Dans sa Conférence de Berkeley (14 juillet 1965, soit cinq semaines avant son décès), Spicer confie à ses auditeurs : “… si vous êtes poètes – pas trop de flashs hein ? – vous devriez arriver à comprendre comment le système du pouvoir se manifeste dans votre propre communauté. Votre ennemi est simplement quelque chose qui va essayer de vous faire arrêter d’écrire de la poésie.” Cinq ans auparavant, il avait écrit dans Un manuel de poésie : “Le mouvement de l’au-delà. L’au-delà du poème – / Définissez les fantômes comme une gomme à effacer créée pour effacer leur propre passé. / Le mouvement de l’au-delà. Et vous penserez immédiatement à une photographie. Son fantôme défini comme une tache d’ectoplasme – une anti-image. / Une anti-image comme si seulement en étant morte elle pouvait produire les mouvements de ce que c’était d’être apparent. / Une dispute entre les morts et les vivants.”
Comment pourriez-vous, après avoir lu ces quelques lignes, ne pas vous précipiter en librairie pour acquérir ce qui pourrait rapidement devenir un des secrets plus jalousement gardés de votre bibliothèque ?
2.
Fort heureusement, Spicer n’est pas seul. Notre époque est, on peut le dire, étouffante ; mais nous avons la chance que certains ouvrages fraîchement sortis nous apportent de l’air, même s’il leur arrive d’être accompagnés de mauvaises nouvelles.

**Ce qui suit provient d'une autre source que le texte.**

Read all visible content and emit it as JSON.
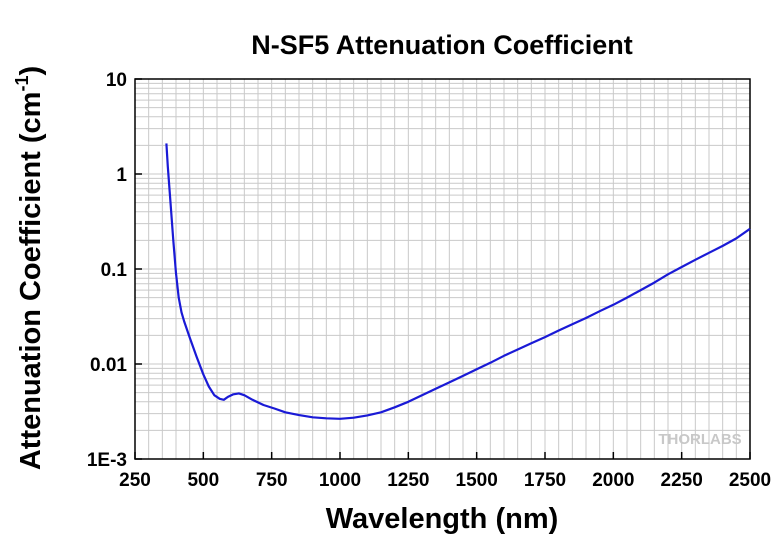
{
  "chart_data": {
    "type": "line",
    "title": "N-SF5 Attenuation Coefficient",
    "xlabel": "Wavelength (nm)",
    "ylabel_main": "Attenuation Coefficient (cm",
    "ylabel_sup": "-1",
    "ylabel_close": ")",
    "xlim": [
      250,
      2500
    ],
    "ylim": [
      0.001,
      10
    ],
    "yscale": "log",
    "grid": true,
    "x_ticks": [
      250,
      500,
      750,
      1000,
      1250,
      1500,
      1750,
      2000,
      2250,
      2500
    ],
    "x_tick_labels": [
      "250",
      "500",
      "750",
      "1000",
      "1250",
      "1500",
      "1750",
      "2000",
      "2250",
      "2500"
    ],
    "y_ticks": [
      0.001,
      0.01,
      0.1,
      1,
      10
    ],
    "y_tick_labels": [
      "1E-3",
      "0.01",
      "0.1",
      "1",
      "10"
    ],
    "series_color": "#1a1ad6",
    "watermark": "THORLABS",
    "series": [
      {
        "x": [
          365,
          370,
          380,
          390,
          400,
          410,
          420,
          430,
          450,
          475,
          500,
          520,
          540,
          560,
          575,
          590,
          610,
          630,
          650,
          680,
          720,
          760,
          800,
          850,
          900,
          950,
          1000,
          1050,
          1100,
          1150,
          1200,
          1250,
          1300,
          1350,
          1400,
          1450,
          1500,
          1550,
          1600,
          1650,
          1700,
          1750,
          1800,
          1850,
          1900,
          1950,
          2000,
          2050,
          2100,
          2150,
          2200,
          2250,
          2300,
          2350,
          2400,
          2450,
          2500
        ],
        "y": [
          2.1,
          1.2,
          0.5,
          0.2,
          0.09,
          0.05,
          0.035,
          0.028,
          0.019,
          0.012,
          0.0078,
          0.0058,
          0.0047,
          0.0043,
          0.0042,
          0.0045,
          0.0048,
          0.0049,
          0.0047,
          0.0042,
          0.0037,
          0.0034,
          0.0031,
          0.0029,
          0.00275,
          0.00268,
          0.00265,
          0.00272,
          0.00288,
          0.0031,
          0.0035,
          0.004,
          0.0047,
          0.0055,
          0.0064,
          0.0075,
          0.0088,
          0.0103,
          0.0122,
          0.0142,
          0.0165,
          0.0192,
          0.0225,
          0.0262,
          0.0305,
          0.036,
          0.042,
          0.05,
          0.06,
          0.072,
          0.088,
          0.105,
          0.125,
          0.148,
          0.175,
          0.21,
          0.265
        ]
      }
    ]
  }
}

La collection “Poésie / Flammarion” dirigée par Yves di Manno continue de semer ces fameux cailloux que l’on ramasse sur certains sentiers du terrain vague. Aujourd’hui, comme il fait beau temps, on s’y attarde. Trois livres depuis le début de la nouvelle année, que nous avons eu plaisir à lire. Ouvrons-les en sens inverse de leur date de parution. La sortie en librairie de Promenade et guerre de Cédric Demangeot a malheureusement été assombrie par la nouvelle de la mort de son auteur âgé de 46 ans, quelques jours avant que le livre ne soit achevé d’imprimer. Yves di Manno parle “d’une immense tristesse”, tant Cédric Demangeot attendait de le recevoir “dans une forme de joie, malgré la maladie contre laquelle il luttait.” “C’est une grande perte pour la littérature d’aujourd’hui que la disparition précoce d’un poète aussi droit, talentueux, intransigeant (…) et également soucieux de ses contemporains.” Promenade et guerre est nettement moins épais que ses deux précédents dans la même collection : Une inquiétude en 2013, et Un enfer en 2017. Il est peut-être, malgré les apparences, un peu moins noir qu’Un enfer, même si on y trouve des passages comme celui-ci : “Il y a un jour après l’enfer // c’est un ami qui me l’a dit / en soulevant le couvercle // il faut danser / avec les rats dans la cuisine // danser jusqu’à l’épuisement des rats // où jusqu’à notre propre dissolution / dans le tournoiement fixe des étoiles” (l’éditeur a raison de noter que “cette poésie sombre, sans concession, d’un désespoir lucide – ou d’une lucidité désespérée – n’est pourtant pas dénuée d’une sorte d’humour froid qui ne « sauve » pourtant pas l’univers dont elle multiplie les images inquiètes”).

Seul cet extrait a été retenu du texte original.